All of us sleep, and yet, sleeping is still a largely mysterious phenomenon that philosophers of old and scientists in modern times have tried to understand. It has been compared to death in the Bible in times past, in contrast to which science has shown the amount of energy used by the body during sleep is not much lower than in waking hours.

We feel physically rested after a good night’s sleep, and are often irritable in the morning if we slept badly. The immune system is also strengthened when we sleep. But what else is sleep actually needed for?

Two separate studies, both published Friday in the journal Science, examined mice brains and how they function during sleep. And they both found that the brain recalibrates and resets itself while we are in the land of dreams, so it can be prepared to learn new things and form new memories the next day.

A man sleeps under a tree in Green Park in central London, May 26, 2012. Reuters/Luke MacGregor

Researchers from John Hopkins University in Baltimore published a summary of their findings in the journal under the title “Homer1a drives homeostatic scaling-down of excitatory synapses during sleep.” In it, they said the synapses in the brain (they are the structures that connect neurons, allowing them to transmit information between themselves) recalibrate themselves during sleep so that the mice could retain information they learnt during their waking hours for later use.

They also found that it is not just sleep deprivation and other sleeping disorders that interfere with the process of recalibration, but that sleeping pills to get a sound sleep can have a similar effect.

Graham Diering, a postdoctoral fellow at John Hopkins who led the study, said in a statement: “Our findings solidly advance the idea that the mouse and presumably the human brain can only store so much information before it needs to recalibrate. Without sleep and the recalibration that goes on during sleep, memories are in danger of being lost.”

The researchers also identified important molecules that govern the process of recalibration of the brain cells.

Another study by scientists from the University of Wisconsin-Madison (UW) and the University of California-San Diego looked at the size of synapses, and how they change during sleeping and waking hours. Using a method called serial scanning 3D electron microscopy, the four-year study looked at two areas of the cerebral cortex in the brain of mice.

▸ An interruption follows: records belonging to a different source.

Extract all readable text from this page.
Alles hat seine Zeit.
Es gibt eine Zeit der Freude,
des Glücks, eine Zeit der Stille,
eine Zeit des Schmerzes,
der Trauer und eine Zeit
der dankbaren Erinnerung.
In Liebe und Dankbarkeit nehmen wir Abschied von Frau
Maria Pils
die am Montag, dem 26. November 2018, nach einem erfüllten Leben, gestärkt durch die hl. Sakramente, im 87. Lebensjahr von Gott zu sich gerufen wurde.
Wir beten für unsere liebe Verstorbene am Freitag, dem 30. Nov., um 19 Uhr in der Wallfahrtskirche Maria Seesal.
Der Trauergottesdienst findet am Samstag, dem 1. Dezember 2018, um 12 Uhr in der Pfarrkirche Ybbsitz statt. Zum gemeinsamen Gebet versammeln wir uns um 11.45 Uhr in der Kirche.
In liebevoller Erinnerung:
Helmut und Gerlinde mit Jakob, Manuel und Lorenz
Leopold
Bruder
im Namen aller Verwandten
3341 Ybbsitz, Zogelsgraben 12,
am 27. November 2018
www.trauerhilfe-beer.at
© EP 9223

This picture shows 3-D reconstructions of electron microscope images of tree branch-like dendrites. At the end of the branches are cup-like structures called the spines, and in the tips of the spines are synapses. By studying thousands of images like these, the Wisconsin researchers showed that the synapses shrink after the mouse sleeps and grow again during the next wakeful period. Wisconsin Center for Sleep and Consciousness

They found that synapses shrink about 20 percent when the mice had a few hours of sleep. They cited this as proof of the synaptic homeostasis hypothesis, which says sleep is the price animals pay to keep learning new things.

Synapses grow when we are awake, becoming stronger and more effective, and shrink and become weaker when we sleep. This is necessary in order to not overburden the brain, according to the hypothesis.

“This shows, in unequivocal ultrastructural terms, that the balance of synaptic size and strength is upset by wake and restored by sleep. It is remarkable that the vast majority of synapses in the cortex undergo such a large change in size over just a few hours of wake and sleep,” Chiara Cirelli of UW said in a statement.

The study was published under the title “Ultrastructural evidence for synaptic scaling across the wake/sleep cycle.”

So what do you do if you are an insomniac, or affected by one of the many sleeping disorders that plague our species? Well, research suggests a solution to that too: go camping.

Colorado mountains
Colorado Mountain | Representational Image University of Colorado Boulder

The leading causes for sleep troubles is the lack of natural light during the day and perfect darkness during the night, scientists from the University of Colorado, Boulder, studied the circadian rhythms of campers in the Colorado wilderness. Specifically, they measured their levels of melatonin, a hormone responsible for promoting sleep and preparing the body physiologically for nighttime, and compared it with melatonin levels with volunteers who stayed in their urban homes.

They found that even a weekend away from city lights brought forward the rise in melatonin levels by 1.4 hours in the summer, and by 2.6 hours in the winter. With no artificial lights to hamper the body’s natural circadian rhythm, it was better aligned with the seasons, which is how it works with many animals.

“These studies suggest that our internal clock responds strongly and quite rapidly to the natural light-dark cycle. Living in our modern environments can significantly delay our circadian timing and late circadian timing is associated with many health consequences. But as little as a weekend camping trip can reset it,” Kenneth Wright, integrative physiology professor at the university and lead author of a paper on the subject, said in a statement.

The paper, titled “Circadian Entrainment to the Natural Light-Dark Cycle across Seasons and the Weekend,” was based on two studies (one from the summer and the other from winter), was published Wednesday in the journal Current Biology.